The Las Vegas Stadium Authority will take up a giant agenda on Thursday, one that includes a document called “Stadium Authority Findings Required by Sec. 36.1 of Senate Bill 1 (clean version)” If it's approved, the paper authorizes the release of up to $750 million in bonds – the debt service is to be paid for by the 88-100ths of 1 percent increase in the Clark County Hotel Tax Rate along the Las Vegas Strip, and .5 rate (or one half) for hotels beyond The Strip, yet in Clark County.

While the document is clearly for (or should be for) discussion purposes, and not approved on Thursday, it's important to explain that it should not be approved on Thursday, or until after the problem of the rate being too small is cleared. Right now, the stadium tax revenue will not cover the bond debt service plus the debt coverage ratio. Here's why.

As I've done before, let's see what happens when a full serial bond issue of $750 million is proposed over a 30 year payback period. According to sources, the best rating Clark County can expect is AA, not AAA – the rate for that, as of today, is 3.15 percent. Using an available online municipal bond spreadsheet or calculator, what we get is a monthly debt service of $3,223,026.62 and with a debt coverage ratio of 1.5 to 1, that comes to $4,834,593.93. Comparing that to the average monthly stadium tax revenue to date of $4,045,451.55 – and we have a monthly average deficit of -$789,088.38, which over 30 years becomes a giant cost of that is not covered by the stadium tax and will be paid by the Clark County taxpayers via its general fund: -$284,071,818.44

So let's say that the bond Clark County floats is $100 million less, or $650 million (which is relevant because Clark County told Moody's that all the money it would protect in case the stadium tax was not sufficient, and the taxpayer-fueled general fund had to be used. Then we have a monthly debt service of $2,793,289.74 and with a debt coverage ratio of 1.5 to 1, that comes to $4,189,934.61. Well, given that the the average monthly stadium tax revenue to date is $4,045,451.55, we still have a problem that will cost Clark County taxpayers -$52,013,903.24.
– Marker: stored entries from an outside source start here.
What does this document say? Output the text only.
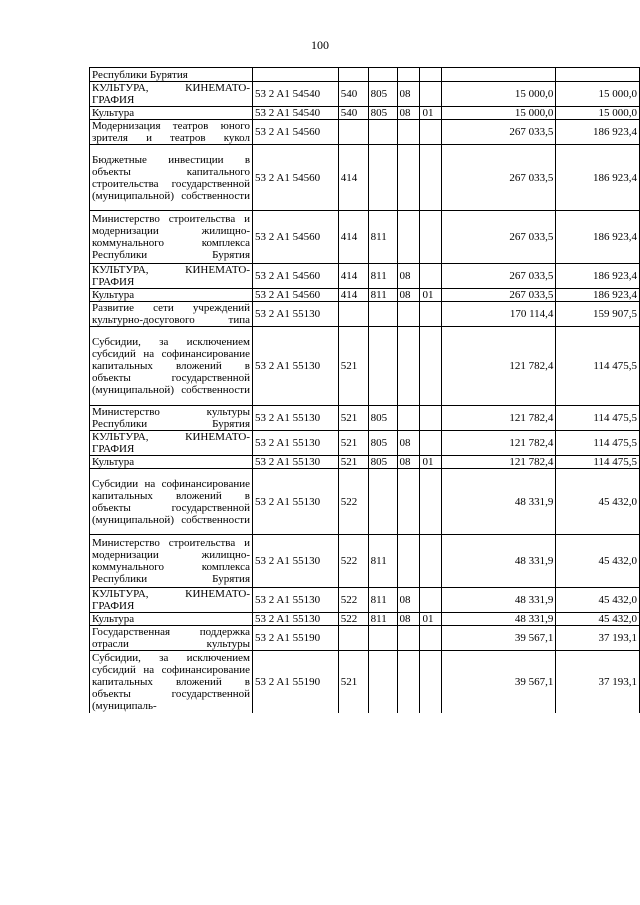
100
Республики Бурятия							
КУЛЬТУРА, КИНЕМАТО-ГРАФИЯ	53 2 A1 54540	540	805	08		15 000,0	15 000,0
Культура	53 2 A1 54540	540	805	08	01	15 000,0	15 000,0
Модернизация театров юного зрителя и театров кукол	53 2 A1 54560					267 033,5	186 923,4
Бюджетные инвестиции в объекты капитального строительства государственной (муниципальной) собственности	53 2 A1 54560	414				267 033,5	186 923,4
Министерство строительства и модернизации жилищно-коммунального комплекса Республики Бурятия	53 2 A1 54560	414	811			267 033,5	186 923,4
КУЛЬТУРА, КИНЕМАТО-ГРАФИЯ	53 2 A1 54560	414	811	08		267 033,5	186 923,4
Культура	53 2 A1 54560	414	811	08	01	267 033,5	186 923,4
Развитие сети учреждений культурно-досугового типа	53 2 A1 55130					170 114,4	159 907,5
Субсидии, за исключением субсидий на софинансирование капитальных вложений в объекты государственной (муниципальной) собственности	53 2 A1 55130	521				121 782,4	114 475,5
Министерство культуры Республики Бурятия	53 2 A1 55130	521	805			121 782,4	114 475,5
КУЛЬТУРА, КИНЕМАТО-ГРАФИЯ	53 2 A1 55130	521	805	08		121 782,4	114 475,5
Культура	53 2 A1 55130	521	805	08	01	121 782,4	114 475,5
Субсидии на софинансирование капитальных вложений в объекты государственной (муниципальной) собственности	53 2 A1 55130	522				48 331,9	45 432,0
Министерство строительства и модернизации жилищно-коммунального комплекса Республики Бурятия	53 2 A1 55130	522	811			48 331,9	45 432,0
КУЛЬТУРА, КИНЕМАТО-ГРАФИЯ	53 2 A1 55130	522	811	08		48 331,9	45 432,0
Культура	53 2 A1 55130	522	811	08	01	48 331,9	45 432,0
Государственная поддержка отрасли культуры	53 2 A1 55190					39 567,1	37 193,1
Субсидии, за исключением субсидий на софинансирование капитальных вложений в объекты государственной (муниципаль-	53 2 A1 55190	521				39 567,1	37 193,1
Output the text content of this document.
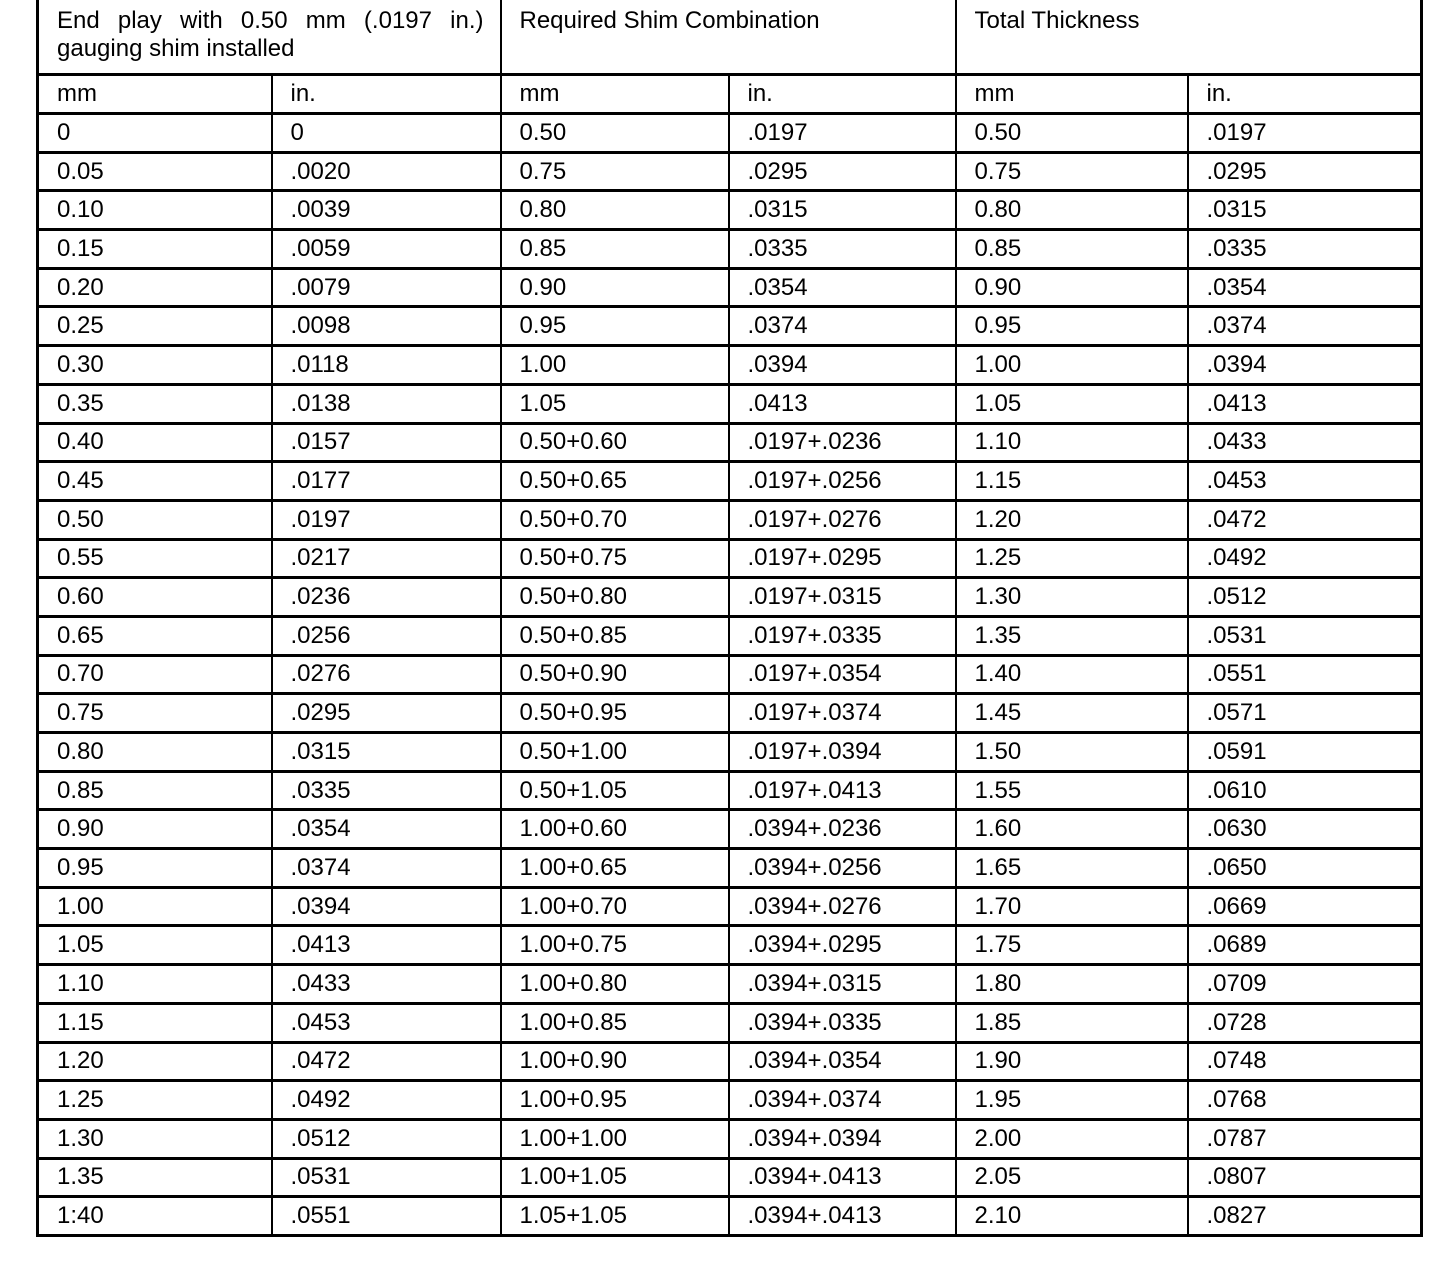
End play with 0.50 mm (.0197 in.) gauging shim installed		Required Shim Combination		Total Thickness	
mm	in.	mm	in.	mm	in.
0	0	0.50	.0197	0.50	.0197
0.05	.0020	0.75	.0295	0.75	.0295
0.10	.0039	0.80	.0315	0.80	.0315
0.15	.0059	0.85	.0335	0.85	.0335
0.20	.0079	0.90	.0354	0.90	.0354
0.25	.0098	0.95	.0374	0.95	.0374
0.30	.0118	1.00	.0394	1.00	.0394
0.35	.0138	1.05	.0413	1.05	.0413
0.40	.0157	0.50+0.60	.0197+.0236	1.10	.0433
0.45	.0177	0.50+0.65	.0197+.0256	1.15	.0453
0.50	.0197	0.50+0.70	.0197+.0276	1.20	.0472
0.55	.0217	0.50+0.75	.0197+.0295	1.25	.0492
0.60	.0236	0.50+0.80	.0197+.0315	1.30	.0512
0.65	.0256	0.50+0.85	.0197+.0335	1.35	.0531
0.70	.0276	0.50+0.90	.0197+.0354	1.40	.0551
0.75	.0295	0.50+0.95	.0197+.0374	1.45	.0571
0.80	.0315	0.50+1.00	.0197+.0394	1.50	.0591
0.85	.0335	0.50+1.05	.0197+.0413	1.55	.0610
0.90	.0354	1.00+0.60	.0394+.0236	1.60	.0630
0.95	.0374	1.00+0.65	.0394+.0256	1.65	.0650
1.00	.0394	1.00+0.70	.0394+.0276	1.70	.0669
1.05	.0413	1.00+0.75	.0394+.0295	1.75	.0689
1.10	.0433	1.00+0.80	.0394+.0315	1.80	.0709
1.15	.0453	1.00+0.85	.0394+.0335	1.85	.0728
1.20	.0472	1.00+0.90	.0394+.0354	1.90	.0748
1.25	.0492	1.00+0.95	.0394+.0374	1.95	.0768
1.30	.0512	1.00+1.00	.0394+.0394	2.00	.0787
1.35	.0531	1.00+1.05	.0394+.0413	2.05	.0807
1:40	.0551	1.05+1.05	.0394+.0413	2.10	.0827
This is a set of calculations anyone can do, even as the stadium consultants try to make this matter sound like a foray into rocket science. It's not. Given this, signing the “Stadium Authority Findings Required by Sec. 36.1 of Senate Bill 1 (clean version)” document now would be criminal. The only way for this to happen is for an all too in a hurry and ignorant stadium authority board given doctored data (for example, a calculation chart showing a bond issue with an interest rate far below the 3.15 percent market yield) and political pressure in an election year, to approve the paper, and also cause Clark County to back the bonds in April. The action would be kicking the can down the road a bit, and until that time when the bond underwriters come looking to collect and have to get general fund money because the stadium hotel tax is not enough.

When that happens, the members who voted for this, and the consultants to caused the vote to happen should be in jail for fraud. Nothing is so important the taxpayers of Clark County have to be manipulated and back-stabbed with lies and fake news.